Author: Dr. Michael Asken
By Tina Sfondeles Chicago Sun-Times
CHICAGO — A former Chicago cop has been convicted of trying to kill four police officers even though he was shot 28 times by police during a West Side traffic stop.
A jury Friday found Howard Morgan, 61, guilty on attempted murder charges — five years after a jury deadlocked on the same charges and acquitted him of others in connection with the 2005 incident.
The Chicago Fraternal Order of Police praised the verdict, declaring "justice served" on its website Friday.
But Morgan’s wife was outraged, and blasted the decision as "ludicrous" Saturday.
Howard Morgan, a Chicago Police veteran, was off-duty as a detective for the Burlington Northern Santa Fe railroad when he was stopped for driving the wrong way on a one-way street near 19th Street and Lawndale in the early morning hours of Feb. 21, 2005. When police tried to arrest him, prosecutors said, he pulled out his service Glock 9mm and started shooting.
Morgan allegedly wounded one officer in the incident. But three other officers opened fired and hit Morgan 28 times, his wife, Rosalind Morgan, said.
Morgan spent seven months at Oak Forest Hospital recovering, she said.
In 2007, he was acquitted of charges of aggravated battery and discharging a weapon at a police officer. But the jury hung on the attempted murder charges, leading to his retrial.

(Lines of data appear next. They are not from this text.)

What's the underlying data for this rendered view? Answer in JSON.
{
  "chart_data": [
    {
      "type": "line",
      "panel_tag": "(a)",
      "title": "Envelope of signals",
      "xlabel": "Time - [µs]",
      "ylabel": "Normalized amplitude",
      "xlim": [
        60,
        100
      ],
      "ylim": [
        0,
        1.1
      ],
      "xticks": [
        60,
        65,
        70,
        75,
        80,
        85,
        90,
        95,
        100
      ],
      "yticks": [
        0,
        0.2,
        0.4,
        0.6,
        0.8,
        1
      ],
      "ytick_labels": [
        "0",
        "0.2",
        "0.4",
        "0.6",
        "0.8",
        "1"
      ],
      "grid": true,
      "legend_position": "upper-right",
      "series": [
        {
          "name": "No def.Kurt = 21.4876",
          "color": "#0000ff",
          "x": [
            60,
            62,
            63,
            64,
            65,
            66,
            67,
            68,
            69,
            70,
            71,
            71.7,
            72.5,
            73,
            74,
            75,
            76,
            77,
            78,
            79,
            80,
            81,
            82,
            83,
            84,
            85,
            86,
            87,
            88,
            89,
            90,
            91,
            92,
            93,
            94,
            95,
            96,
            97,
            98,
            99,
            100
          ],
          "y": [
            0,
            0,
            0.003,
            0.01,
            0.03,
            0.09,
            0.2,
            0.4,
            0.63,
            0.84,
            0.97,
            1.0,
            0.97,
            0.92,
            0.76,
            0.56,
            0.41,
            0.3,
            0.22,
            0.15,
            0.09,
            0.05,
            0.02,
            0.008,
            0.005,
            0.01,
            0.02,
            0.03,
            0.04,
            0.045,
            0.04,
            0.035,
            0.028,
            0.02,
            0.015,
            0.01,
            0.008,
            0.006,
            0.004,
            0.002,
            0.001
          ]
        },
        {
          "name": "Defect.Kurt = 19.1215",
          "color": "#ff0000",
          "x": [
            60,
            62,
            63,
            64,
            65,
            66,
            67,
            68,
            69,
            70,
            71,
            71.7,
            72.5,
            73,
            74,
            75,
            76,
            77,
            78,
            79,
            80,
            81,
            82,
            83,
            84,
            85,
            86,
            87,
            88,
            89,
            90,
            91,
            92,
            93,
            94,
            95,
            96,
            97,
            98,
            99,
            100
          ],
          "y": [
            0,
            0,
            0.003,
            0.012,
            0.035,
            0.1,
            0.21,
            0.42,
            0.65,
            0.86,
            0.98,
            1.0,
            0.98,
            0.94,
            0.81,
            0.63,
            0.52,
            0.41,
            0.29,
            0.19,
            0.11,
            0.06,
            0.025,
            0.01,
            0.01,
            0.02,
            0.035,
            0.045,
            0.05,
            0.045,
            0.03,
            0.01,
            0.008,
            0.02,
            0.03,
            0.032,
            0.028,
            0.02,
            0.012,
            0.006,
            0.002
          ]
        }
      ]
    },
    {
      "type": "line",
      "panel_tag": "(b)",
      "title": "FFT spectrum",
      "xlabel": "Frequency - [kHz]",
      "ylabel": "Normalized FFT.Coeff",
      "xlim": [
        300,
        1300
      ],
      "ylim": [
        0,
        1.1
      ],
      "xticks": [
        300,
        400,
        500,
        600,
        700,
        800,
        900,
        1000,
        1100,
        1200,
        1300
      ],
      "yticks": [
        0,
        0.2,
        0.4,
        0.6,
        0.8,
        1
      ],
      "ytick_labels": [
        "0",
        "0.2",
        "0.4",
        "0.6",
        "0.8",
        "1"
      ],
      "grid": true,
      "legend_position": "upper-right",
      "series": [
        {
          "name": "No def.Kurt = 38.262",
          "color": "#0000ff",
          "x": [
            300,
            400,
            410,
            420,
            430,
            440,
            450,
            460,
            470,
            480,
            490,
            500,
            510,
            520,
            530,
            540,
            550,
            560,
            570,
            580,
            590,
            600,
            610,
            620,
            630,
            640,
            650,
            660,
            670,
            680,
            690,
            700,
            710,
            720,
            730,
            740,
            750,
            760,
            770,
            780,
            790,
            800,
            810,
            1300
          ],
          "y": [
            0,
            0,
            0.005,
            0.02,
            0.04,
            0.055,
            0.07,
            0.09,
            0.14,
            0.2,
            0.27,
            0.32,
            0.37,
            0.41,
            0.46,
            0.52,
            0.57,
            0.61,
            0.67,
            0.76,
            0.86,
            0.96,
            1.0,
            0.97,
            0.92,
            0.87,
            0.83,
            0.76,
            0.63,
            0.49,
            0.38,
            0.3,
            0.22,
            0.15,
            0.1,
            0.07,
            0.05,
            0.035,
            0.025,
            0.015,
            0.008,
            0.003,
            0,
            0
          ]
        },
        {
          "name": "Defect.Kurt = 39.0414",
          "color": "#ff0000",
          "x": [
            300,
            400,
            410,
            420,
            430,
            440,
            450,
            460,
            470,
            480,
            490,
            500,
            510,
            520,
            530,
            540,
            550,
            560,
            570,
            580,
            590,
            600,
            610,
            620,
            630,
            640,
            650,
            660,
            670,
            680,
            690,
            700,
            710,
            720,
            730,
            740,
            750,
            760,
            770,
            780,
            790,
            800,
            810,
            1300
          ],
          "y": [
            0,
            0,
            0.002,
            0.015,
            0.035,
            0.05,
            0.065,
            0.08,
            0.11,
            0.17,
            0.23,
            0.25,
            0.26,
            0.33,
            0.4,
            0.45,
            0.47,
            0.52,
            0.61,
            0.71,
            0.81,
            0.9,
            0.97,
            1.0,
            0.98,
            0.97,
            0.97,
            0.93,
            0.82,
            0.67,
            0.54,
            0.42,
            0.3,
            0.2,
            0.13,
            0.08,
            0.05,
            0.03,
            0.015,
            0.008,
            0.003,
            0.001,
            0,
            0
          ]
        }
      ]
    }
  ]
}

Rosalind Morgan blasted her husband’s arrest and prosecution not only once, but twice, and said her husband "had never been in trouble, no prior arrests, no drugs, no alcohol.
"Four white officers and one black Burlington Northern Santa Fe Railroad police man with his weapon on him — around the corner from our home — and he just decided to go crazy? No. That’s ludicrous," she said.
To Rosalind Morgan, this whole thing is about racism.
"If they can do this and eliminate double jeopardy and your constitutional rights, then my God, I fear for every Afro-American — whether they be male or female — in this corrupt unjust system," she said.
Police have denied the arrest or shooting were improper.